The report issued by the Sehat Card Plus programme revealed that 552,266 KP residents between the ages of 31 and 50 had used cashless healthcare since 2015, followed by 500,506 between the ages of 11 and 30 and 450,681 between the ages of 51 and 70. In addition, 149,629 people over the age of 71 and 121,951 children under the age of ten benefited from the PTI government’s flagship micro-health Insurance initiative. 


In 2015, the project was introduced in four districts with the collaboration of the German bank KfW, covering 3% of the province’s population. It will be extended to 51% of the population next year, 69% in 2017, and the entire province in 2020. According to the report, the programme now covers all 9.7 million families in the province, including both settled and recently merged tribal districts. 

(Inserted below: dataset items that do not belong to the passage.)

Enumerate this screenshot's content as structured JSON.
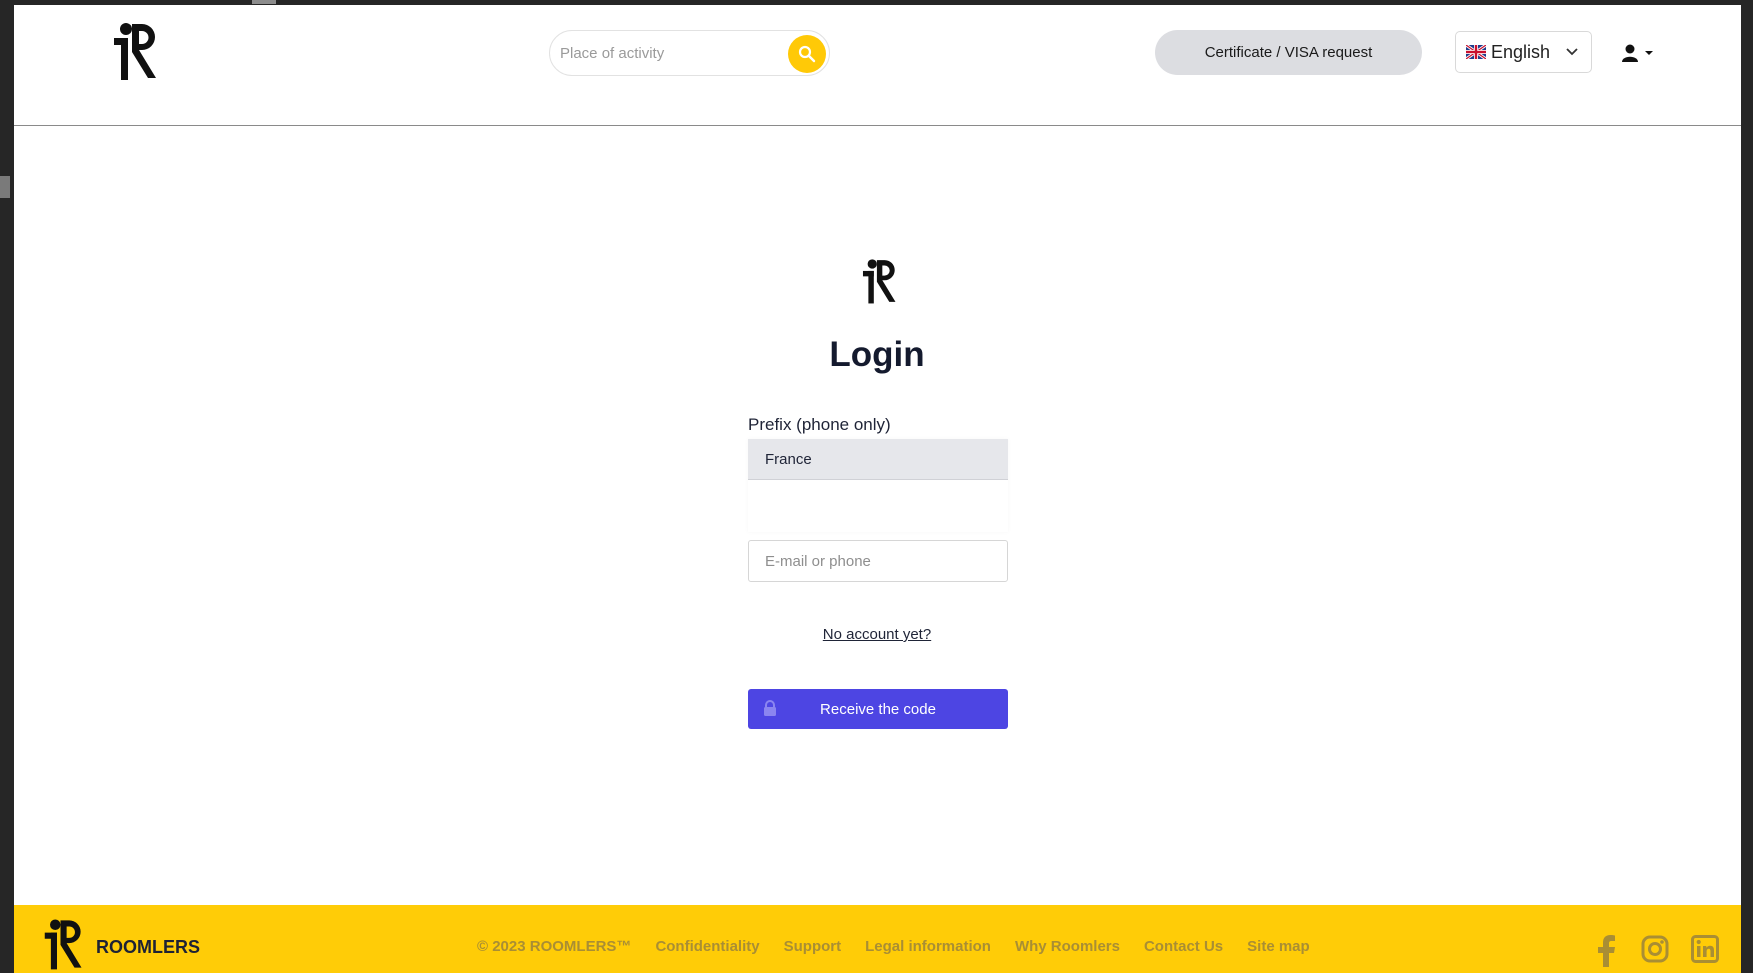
{
  "header": {
    "search_placeholder": "Place of activity",
    "cert_button": "Certificate / VISA request",
    "language": "English"
  },
  "login": {
    "title": "Login",
    "prefix_label": "Prefix (phone only)",
    "prefix_value": "France",
    "email_placeholder": "E-mail or phone",
    "no_account": "No account yet?",
    "receive_button": "Receive the code"
  },
  "footer": {
    "brand": "ROOMLERS",
    "links": [
      "© 2023 ROOMLERS™",
      "Confidentiality",
      "Support",
      "Legal information",
      "Why Roomlers",
      "Contact Us",
      "Site map"
    ]
  },
  "colors": {
    "accent_yellow": "#ffcc07",
    "primary_button": "#4d45e3",
    "footer_link": "#a98e34"
  },
  "icons": [
    "logo-icon",
    "search-icon",
    "uk-flag-icon",
    "chevron-down-icon",
    "user-icon",
    "caret-down-icon",
    "lock-icon",
    "facebook-icon",
    "instagram-icon",
    "linkedin-icon"
  ]
}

According to officials, those who qualify can receive free health services worth up to Rs1 million per year. The KP model of the Sehat Card has been started in Balochistan, Punjab, parts of Sindh, Azad Jammu and Kashmir, and Gilgit-Baltistan. 


The report added that private hospitals still receive the lion’s share of the program’s patient care funding. A total of 1,100 hospitals have been appointed for the initiative all across the country, with the majority of them being private. 


Moreover, of the total Rs48.271 billion that the government spent on the Sehat Card programme, Rs34.196 billion went to private hospitals and Rs14.075 billion to public hospitals, for a 71:29 split. While the income of public hospitals from the programme increased slightly, with their share increasing to 13% from 2016 to 2020, 27% in 2021, 30% in the fiscal year 2022, and 36% by December 2022.